Çarşı kapalının ortasında sıralanan bir grup değildir. Çarşı bir ruhtur.Çarşı, New York 'da yeraltı trenine yazılmış siyah beyaz bir grafitidir, Prag'da duvara yazılmış bir yazıdır, Erzincan'da bir dağın yamacına yazılmış sevgidir, Adana'da bir rengi bozuk derneğin duvarlarına boyanmış siyah ile beyazdır, Galatasaray lisesi duvarına yazılmış "Çarşı Ulan" işaretidir. Bir tiyatro sahnesinde hiç bir dekora uymadan sırtında taşınan kutsal Beşiktaş formasındadır Çarşı. Zonguldak'ta maden göçüğünden çıkarıldığında ilk nefesle sorulan "maç kaç kaç ?" sorusundadır Çarşı.
Hakeme kızdığında "satanist hakem" diye bağırıp gündemi takip edenlerdir. Atatürk'e dil uzatan dönemin milletvekili hasan Mezarcı' ya "hasan Mezarcı' ya kafam girsin" diyen tezahüratıyla cumhuriyet'in Kemalist çizgisindeki duruşunun ödünsüz sesidir. Bazılarının yalakalıklarına "tek adam, atam" ya da "bir pankartta
Verhaugen 'e aç Avrupa şampiyonu ol fener" diyen zekâdır. Beşiktaş aşkını
Pankartlarda "başka boyutların tanrısı" diye ifade eden kalptir.
Cezası gereği boş kalmış tribünlere "Ruhumuz Yeter" yazan yüreklerdir. Kaşınanı tesislerinde ziyaret eden ya da ellerine verdikleri "Cobarde Gallina Ortega (korkak tavuk Ortega)" pankartıyla maymun edenlerdir. "erkek adam renkli takım tutmaz" deyip âlemi dut yemiş bülbüle çevirenlerdir. "Işıklar söndüğü zaman tüm fenerliler güzeldir" pankartıyla herkesi güldürenlerdir.
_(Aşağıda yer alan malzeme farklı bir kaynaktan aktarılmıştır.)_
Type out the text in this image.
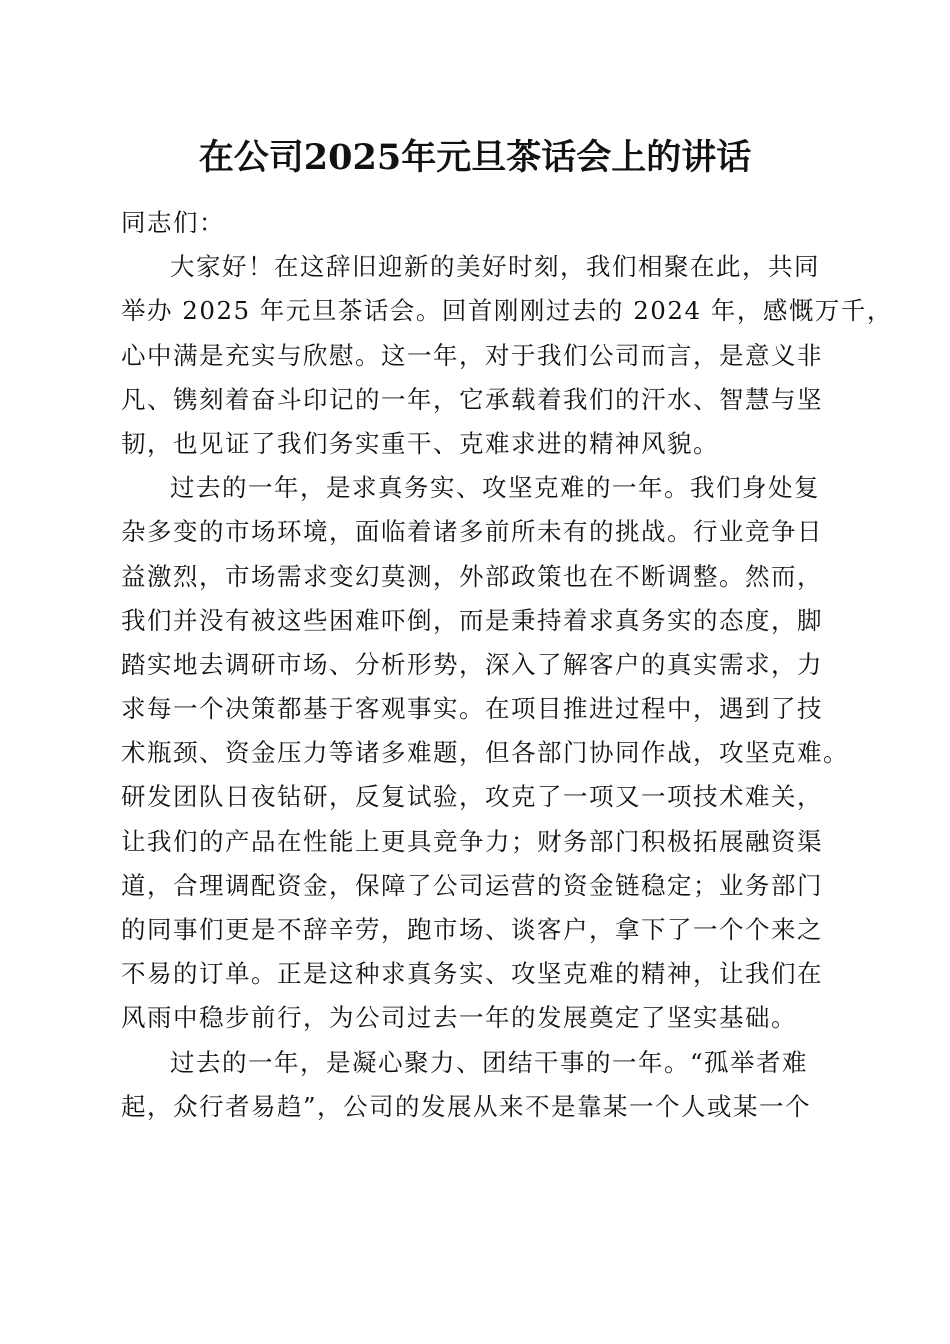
在公司2025年元旦茶话会上的讲话
同志们：
大家好！在这辞旧迎新的美好时刻，我们相聚在此，共同
举办 2025 年元旦茶话会。回首刚刚过去的 2024 年，感慨万千，
心中满是充实与欣慰。这一年，对于我们公司而言，是意义非
凡、镌刻着奋斗印记的一年，它承载着我们的汗水、智慧与坚
韧，也见证了我们务实重干、克难求进的精神风貌。
过去的一年，是求真务实、攻坚克难的一年。我们身处复
杂多变的市场环境，面临着诸多前所未有的挑战。行业竞争日
益激烈，市场需求变幻莫测，外部政策也在不断调整。然而，
我们并没有被这些困难吓倒，而是秉持着求真务实的态度，脚
踏实地去调研市场、分析形势，深入了解客户的真实需求，力
求每一个决策都基于客观事实。在项目推进过程中，遇到了技
术瓶颈、资金压力等诸多难题，但各部门协同作战，攻坚克难。
研发团队日夜钻研，反复试验，攻克了一项又一项技术难关，
让我们的产品在性能上更具竞争力；财务部门积极拓展融资渠
道，合理调配资金，保障了公司运营的资金链稳定；业务部门
的同事们更是不辞辛劳，跑市场、谈客户，拿下了一个个来之
不易的订单。正是这种求真务实、攻坚克难的精神，让我们在
风雨中稳步前行，为公司过去一年的发展奠定了坚实基础。
过去的一年，是凝心聚力、团结干事的一年。“孤举者难
起，众行者易趋”，公司的发展从来不是靠某一个人或某一个
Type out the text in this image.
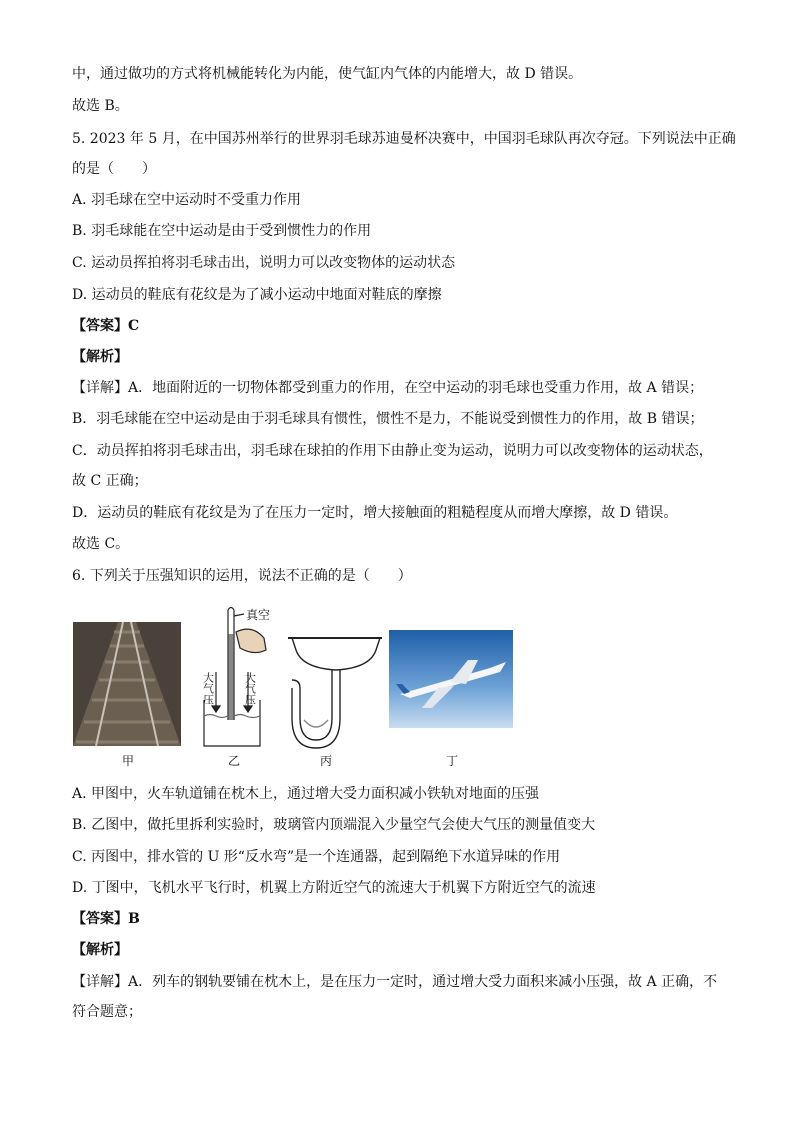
中，通过做功的方式将机械能转化为内能，使气缸内气体的内能增大，故 D 错误。
故选 B。
5. 2023 年 5 月，在中国苏州举行的世界羽毛球苏迪曼杯决赛中，中国羽毛球队再次夺冠。下列说法中正确
的是（　　）
A. 羽毛球在空中运动时不受重力作用
B. 羽毛球能在空中运动是由于受到惯性力的作用
C. 运动员挥拍将羽毛球击出，说明力可以改变物体的运动状态
D. 运动员的鞋底有花纹是为了减小运动中地面对鞋底的摩擦
【答案】C
【解析】
【详解】A．地面附近的一切物体都受到重力的作用，在空中运动的羽毛球也受重力作用，故 A 错误；
B．羽毛球能在空中运动是由于羽毛球具有惯性，惯性不是力，不能说受到惯性力的作用，故 B 错误；
C．动员挥拍将羽毛球击出，羽毛球在球拍的作用下由静止变为运动，说明力可以改变物体的运动状态，
故 C 正确；
D．运动员的鞋底有花纹是为了在压力一定时，增大接触面的粗糙程度从而增大摩擦，故 D 错误。
故选 C。
6. 下列关于压强知识的运用，说法不正确的是（　　）
甲	乙	丙	丁
真空
大气压	大气压
A. 甲图中，火车轨道铺在枕木上，通过增大受力面积减小铁轨对地面的压强
B. 乙图中，做托里拆利实验时，玻璃管内顶端混入少量空气会使大气压的测量值变大
C. 丙图中，排水管的 U 形“反水弯”是一个连通器，起到隔绝下水道异味的作用
D. 丁图中，飞机水平飞行时，机翼上方附近空气的流速大于机翼下方附近空气的流速
【答案】B
【解析】
【详解】A．列车的钢轨要铺在枕木上，是在压力一定时，通过增大受力面积来减小压强，故 A 正确，不
符合题意；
Futbolcusuna kızdığında "aşkımız renklere, sizlere değil" diyen renk aşkıdır. 2 km bayrak yapıp dünya rekoru kıran sevgidir, o bayrağın en arkasında hiç bırakmadan duran 72 yaşındaki teyzedir. Bükreş maçında televizyonların gösterdiği, o soğukta, ayakta boynunda siyah beyaz kaşkoluyla titreyerek Kara Kartallarını seyreden nine'dir.
Tribünde bir doktordur, işçidir, iş adamıdır, okuma yazma bilmeyen bir sokak çocuğudur, profesördür. Omuz omuza zıplayıp "Beşiktaş’ım benim Biricik sevgilim" diye gözünde yaş ile beraber gırtlağını yırtan solcusudur, sağcısıdır, Ateistidir, Hacısıdır, Müslüman’ıdır, Ermenisidir, Yahudisidir, Hristiyanıdır. Irak işgalinden önce savaşa karşı duran yurtseverlerin yanındaki ruhtur. Mitinglerde "Beşiktaşlıyız, savaşa karşıyız" tezahüratlarında, tribün’de "savaşa hayır",
"Amerikan şahinlerine karşı Kara Kartallar" pankartlarıyla tepkisini koyandır. Bir F16 burnuna yapılmış Kartal'dır.
Çarşı'nın "A" sını
Anarşinin "A" sığla yazan güce tapmayan isyankârlıktır. "Siyah Beyaz Ölüm Yaşam" diyen felsefedir. Holiganlığı kahpelik, delikanlılığı da hayat felsefesi olarak benimseyenlerdir. Sevinmek için sevmeyendir, inadına inançla bağlı olandır. Nazım Hikmet'in "Aslolan hayattır" ıra tribünlerin hacı babasıyla "Hayatta Beşiktaş" diye ölümsüzleştirenlerdir. "Çarşı,
Kendine de karşı" diyen aykırılıktır.
Tribüne boydan boya "ölüm ne zaman ve nereden gelirse gelsin; mezarıma siyah beyaz güller atılacaksa, mezar taşıma Beşiktaş yazılacaksa, böyle ölüm hoş gelsin sefa gelsin..." yazan ölümsüz sevgidir. Çarşı ruhu Beşiktaş’ının uslanmaz asi ruhudur,
Beşiktaş’ını taparcasına seven çılgın aşığıdır."
|
| FearOfThEDarK |
İletim - 29/05/2008 : 20:07:09 alıntı: Tony_P@rker tarafından yazılan:
Alen'in açıklamasını sonuna kadar dinledim. Bir muhabirin, tekrar toplanma olabilir mi sorusuna, şuan öyle bir şey düşünnmüyoruz yanıtını verdi. Kesin bir hayır cevabı vermedi. Yani bence geri gelecektir çarşı.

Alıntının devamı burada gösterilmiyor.